At given current, chassis B+ does not vary so much.
The main error would be wall-voltage, which you can check apart from the amp.
And this isn't precision time-keeping. A 10% change of wall suggests maybe a 10% change of tube current, but a 30% change in the brightness of your room lamps and a 3:1 change in their average Life. You probably "know" your wall-voltage within 10%, otherwise you are whining about dim lamps or constant lamp replacement.
A current-tap is mostly what you need.
Tip-jacks go back before the earliest radios, and were generally accepted as "safe" for decades. I notice that in the last 20 years meters have switched over to a more-safe design which eliminates the bare probe in the hole (and possible finger-touch). That does not change the issue of electricity coming OUT of the jack, but tip-jack requires the kid to find a paper-clip, and once the kid starts putting paperclips in holes he'll find a lot more trouble than one amplifier. (Note that modern US wall-outlets have shutters, supposedly for less dead children.)
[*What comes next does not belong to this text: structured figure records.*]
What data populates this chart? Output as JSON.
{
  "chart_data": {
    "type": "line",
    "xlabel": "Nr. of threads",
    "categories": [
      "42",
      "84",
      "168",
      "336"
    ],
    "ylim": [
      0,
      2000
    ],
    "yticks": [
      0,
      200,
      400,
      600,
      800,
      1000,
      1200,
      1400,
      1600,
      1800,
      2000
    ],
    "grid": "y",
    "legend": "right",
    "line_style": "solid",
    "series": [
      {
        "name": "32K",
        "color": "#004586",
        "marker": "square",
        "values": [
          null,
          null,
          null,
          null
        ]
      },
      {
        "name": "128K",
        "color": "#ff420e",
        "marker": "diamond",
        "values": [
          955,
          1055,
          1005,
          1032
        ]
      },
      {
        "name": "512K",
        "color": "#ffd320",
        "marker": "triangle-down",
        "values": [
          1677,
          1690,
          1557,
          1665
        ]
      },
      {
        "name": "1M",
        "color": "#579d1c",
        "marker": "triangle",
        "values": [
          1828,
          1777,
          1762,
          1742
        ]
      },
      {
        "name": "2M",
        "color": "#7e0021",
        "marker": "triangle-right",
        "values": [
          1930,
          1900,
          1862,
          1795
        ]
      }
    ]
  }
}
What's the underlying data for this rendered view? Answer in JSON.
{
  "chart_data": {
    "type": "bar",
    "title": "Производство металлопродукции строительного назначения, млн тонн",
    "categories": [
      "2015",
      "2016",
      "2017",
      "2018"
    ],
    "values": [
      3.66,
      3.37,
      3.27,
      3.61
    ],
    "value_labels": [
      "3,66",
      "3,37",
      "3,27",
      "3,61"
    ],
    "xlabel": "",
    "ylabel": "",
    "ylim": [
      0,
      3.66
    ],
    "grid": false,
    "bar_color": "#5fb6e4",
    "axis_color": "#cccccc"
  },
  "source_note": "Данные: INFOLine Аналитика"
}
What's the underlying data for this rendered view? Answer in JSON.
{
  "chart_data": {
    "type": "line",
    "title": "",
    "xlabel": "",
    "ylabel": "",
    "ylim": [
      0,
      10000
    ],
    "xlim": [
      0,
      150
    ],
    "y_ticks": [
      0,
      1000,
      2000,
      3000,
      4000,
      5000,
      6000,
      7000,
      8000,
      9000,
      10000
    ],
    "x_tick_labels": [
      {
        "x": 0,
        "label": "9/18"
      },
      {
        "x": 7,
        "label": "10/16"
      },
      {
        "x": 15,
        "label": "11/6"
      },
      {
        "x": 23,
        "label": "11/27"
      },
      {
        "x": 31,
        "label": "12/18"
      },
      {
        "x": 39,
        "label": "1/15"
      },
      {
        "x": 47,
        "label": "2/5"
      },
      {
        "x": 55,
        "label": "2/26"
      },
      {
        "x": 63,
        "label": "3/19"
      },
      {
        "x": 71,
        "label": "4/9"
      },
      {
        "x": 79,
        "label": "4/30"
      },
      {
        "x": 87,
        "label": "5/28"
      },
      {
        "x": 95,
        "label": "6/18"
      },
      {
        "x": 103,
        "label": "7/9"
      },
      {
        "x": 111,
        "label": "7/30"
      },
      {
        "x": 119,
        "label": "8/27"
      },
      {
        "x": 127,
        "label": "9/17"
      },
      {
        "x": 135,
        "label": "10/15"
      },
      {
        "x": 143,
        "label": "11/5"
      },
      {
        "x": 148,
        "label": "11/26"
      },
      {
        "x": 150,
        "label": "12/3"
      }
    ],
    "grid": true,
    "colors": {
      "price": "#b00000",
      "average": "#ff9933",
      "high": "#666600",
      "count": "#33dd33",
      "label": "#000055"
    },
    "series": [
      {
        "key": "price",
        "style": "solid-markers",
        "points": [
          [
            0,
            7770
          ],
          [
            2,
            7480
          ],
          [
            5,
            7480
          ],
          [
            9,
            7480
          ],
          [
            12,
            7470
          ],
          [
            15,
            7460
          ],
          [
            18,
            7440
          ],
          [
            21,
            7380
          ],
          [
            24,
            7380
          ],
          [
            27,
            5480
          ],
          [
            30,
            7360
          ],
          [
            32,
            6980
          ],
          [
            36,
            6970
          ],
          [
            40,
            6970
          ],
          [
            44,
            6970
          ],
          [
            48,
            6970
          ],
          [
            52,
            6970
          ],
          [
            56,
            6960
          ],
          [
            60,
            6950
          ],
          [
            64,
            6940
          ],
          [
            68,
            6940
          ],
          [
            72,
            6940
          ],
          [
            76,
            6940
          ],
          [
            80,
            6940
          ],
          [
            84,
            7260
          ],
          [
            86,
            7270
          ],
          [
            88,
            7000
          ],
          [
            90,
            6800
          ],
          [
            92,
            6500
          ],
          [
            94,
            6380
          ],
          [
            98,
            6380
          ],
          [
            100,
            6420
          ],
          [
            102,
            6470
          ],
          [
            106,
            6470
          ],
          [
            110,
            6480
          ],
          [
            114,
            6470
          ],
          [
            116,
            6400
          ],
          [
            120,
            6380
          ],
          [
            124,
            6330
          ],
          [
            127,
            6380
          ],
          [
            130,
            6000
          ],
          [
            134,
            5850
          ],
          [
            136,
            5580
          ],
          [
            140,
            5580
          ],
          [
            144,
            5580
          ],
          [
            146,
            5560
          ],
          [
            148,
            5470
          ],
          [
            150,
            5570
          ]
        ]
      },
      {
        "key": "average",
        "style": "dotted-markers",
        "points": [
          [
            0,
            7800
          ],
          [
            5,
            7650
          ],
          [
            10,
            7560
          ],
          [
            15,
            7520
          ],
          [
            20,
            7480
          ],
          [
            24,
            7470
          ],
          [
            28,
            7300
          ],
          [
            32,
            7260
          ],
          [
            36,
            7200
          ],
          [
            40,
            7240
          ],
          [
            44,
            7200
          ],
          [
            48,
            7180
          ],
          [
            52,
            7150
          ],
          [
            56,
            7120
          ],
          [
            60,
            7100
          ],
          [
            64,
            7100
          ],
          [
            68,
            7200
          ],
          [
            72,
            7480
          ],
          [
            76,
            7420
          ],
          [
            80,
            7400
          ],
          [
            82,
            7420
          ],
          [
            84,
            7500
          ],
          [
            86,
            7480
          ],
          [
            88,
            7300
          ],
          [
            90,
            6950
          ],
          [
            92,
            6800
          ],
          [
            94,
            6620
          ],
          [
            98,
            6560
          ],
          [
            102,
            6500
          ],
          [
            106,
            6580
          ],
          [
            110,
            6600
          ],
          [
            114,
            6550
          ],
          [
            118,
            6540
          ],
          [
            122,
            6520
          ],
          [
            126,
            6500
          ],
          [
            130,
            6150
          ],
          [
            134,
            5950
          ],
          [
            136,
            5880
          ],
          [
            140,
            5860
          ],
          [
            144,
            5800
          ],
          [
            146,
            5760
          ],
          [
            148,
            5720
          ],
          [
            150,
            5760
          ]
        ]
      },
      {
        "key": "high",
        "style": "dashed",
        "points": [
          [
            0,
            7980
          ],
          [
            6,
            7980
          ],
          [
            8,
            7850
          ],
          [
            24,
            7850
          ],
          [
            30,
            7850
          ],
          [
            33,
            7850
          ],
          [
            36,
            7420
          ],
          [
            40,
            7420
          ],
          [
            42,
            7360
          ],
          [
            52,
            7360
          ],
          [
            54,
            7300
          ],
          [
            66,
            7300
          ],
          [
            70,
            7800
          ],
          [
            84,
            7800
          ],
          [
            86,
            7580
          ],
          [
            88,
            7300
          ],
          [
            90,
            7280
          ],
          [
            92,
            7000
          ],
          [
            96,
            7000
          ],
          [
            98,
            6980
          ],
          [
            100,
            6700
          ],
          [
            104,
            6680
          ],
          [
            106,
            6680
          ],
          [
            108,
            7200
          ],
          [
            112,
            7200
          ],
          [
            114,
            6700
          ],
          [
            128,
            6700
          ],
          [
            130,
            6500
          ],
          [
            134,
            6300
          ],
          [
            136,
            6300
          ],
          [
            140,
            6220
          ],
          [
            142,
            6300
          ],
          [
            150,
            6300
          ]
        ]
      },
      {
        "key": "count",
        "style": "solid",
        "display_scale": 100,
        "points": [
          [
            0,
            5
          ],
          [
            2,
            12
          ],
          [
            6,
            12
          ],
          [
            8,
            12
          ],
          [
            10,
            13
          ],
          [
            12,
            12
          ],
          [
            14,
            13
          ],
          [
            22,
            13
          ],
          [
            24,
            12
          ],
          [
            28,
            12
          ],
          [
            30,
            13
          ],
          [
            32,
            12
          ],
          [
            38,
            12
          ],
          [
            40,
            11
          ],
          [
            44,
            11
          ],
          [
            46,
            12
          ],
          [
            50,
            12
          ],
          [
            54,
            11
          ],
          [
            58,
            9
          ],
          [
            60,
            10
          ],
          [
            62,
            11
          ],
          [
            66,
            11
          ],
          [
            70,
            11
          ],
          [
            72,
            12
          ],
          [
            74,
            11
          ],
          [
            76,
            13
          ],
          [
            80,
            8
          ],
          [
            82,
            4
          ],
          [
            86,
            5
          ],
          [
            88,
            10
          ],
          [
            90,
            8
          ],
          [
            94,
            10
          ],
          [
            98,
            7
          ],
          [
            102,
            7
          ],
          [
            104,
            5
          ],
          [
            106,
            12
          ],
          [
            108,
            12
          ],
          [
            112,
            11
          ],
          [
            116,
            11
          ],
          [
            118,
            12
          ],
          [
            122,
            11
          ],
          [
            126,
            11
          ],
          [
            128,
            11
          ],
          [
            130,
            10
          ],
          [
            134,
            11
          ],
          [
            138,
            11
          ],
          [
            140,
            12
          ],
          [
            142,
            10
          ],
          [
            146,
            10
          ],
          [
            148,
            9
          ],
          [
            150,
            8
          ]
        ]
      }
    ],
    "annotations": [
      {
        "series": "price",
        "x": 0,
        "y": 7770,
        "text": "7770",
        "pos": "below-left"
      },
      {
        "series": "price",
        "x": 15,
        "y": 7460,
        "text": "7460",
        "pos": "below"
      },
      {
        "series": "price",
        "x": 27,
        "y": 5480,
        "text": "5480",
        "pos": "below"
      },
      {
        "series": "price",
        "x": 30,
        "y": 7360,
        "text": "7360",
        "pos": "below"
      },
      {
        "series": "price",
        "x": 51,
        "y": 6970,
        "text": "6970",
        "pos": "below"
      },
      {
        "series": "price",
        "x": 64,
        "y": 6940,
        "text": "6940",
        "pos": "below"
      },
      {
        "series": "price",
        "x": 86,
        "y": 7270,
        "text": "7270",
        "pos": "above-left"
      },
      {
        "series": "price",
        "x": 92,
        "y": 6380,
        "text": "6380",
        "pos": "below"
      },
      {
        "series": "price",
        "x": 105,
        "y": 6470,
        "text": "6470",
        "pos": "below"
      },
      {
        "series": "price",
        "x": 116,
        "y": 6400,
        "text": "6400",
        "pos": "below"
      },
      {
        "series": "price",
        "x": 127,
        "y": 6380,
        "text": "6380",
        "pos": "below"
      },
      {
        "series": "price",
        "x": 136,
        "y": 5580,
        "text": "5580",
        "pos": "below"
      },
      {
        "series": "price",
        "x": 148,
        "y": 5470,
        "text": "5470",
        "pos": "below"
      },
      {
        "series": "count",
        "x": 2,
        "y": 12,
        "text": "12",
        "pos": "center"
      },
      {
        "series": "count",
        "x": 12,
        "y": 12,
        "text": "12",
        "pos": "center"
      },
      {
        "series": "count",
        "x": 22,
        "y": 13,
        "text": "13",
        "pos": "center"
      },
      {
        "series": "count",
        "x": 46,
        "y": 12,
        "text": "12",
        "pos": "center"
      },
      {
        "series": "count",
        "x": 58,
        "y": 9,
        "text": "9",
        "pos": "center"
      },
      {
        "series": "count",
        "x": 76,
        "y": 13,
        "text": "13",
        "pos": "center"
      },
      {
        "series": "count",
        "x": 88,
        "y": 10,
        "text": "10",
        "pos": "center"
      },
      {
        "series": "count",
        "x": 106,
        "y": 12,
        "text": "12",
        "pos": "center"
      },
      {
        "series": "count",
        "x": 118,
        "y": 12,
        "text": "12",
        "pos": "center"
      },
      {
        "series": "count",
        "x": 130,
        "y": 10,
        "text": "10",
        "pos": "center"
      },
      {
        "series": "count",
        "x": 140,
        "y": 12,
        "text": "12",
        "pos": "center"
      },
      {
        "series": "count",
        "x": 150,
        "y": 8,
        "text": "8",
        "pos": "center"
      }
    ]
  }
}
It is NOT necessary to bring full B+ to a test point. In fact it's probably reckless. Aside from shock, a careless meter connection could put a dead-short on the amplifier power supply, ouch.
Use a Voltage-Divider. 1Meg (0.5W) and 1K is 1000:1. The worst-case voltage in any sane guitar-amp will be under 1V at the test point. Put your DMM on "mV" and then overlook the "m" when taking a reading. Meter-loading with a 10Meg (even 1Meg) DMM is negligible (0.1%). (The cheapest sort of $9 needle-meters will not work well this way.)
> I've worked on plenty of electronics equipment that has lot's of high voltage test points available for use by QUALIFIED PERSONNEL ONLY!
Yes; but also behind the airport fence inside a nominally locked or check-pointed building. A G-amp may be in a room full of drunks or a house with kids.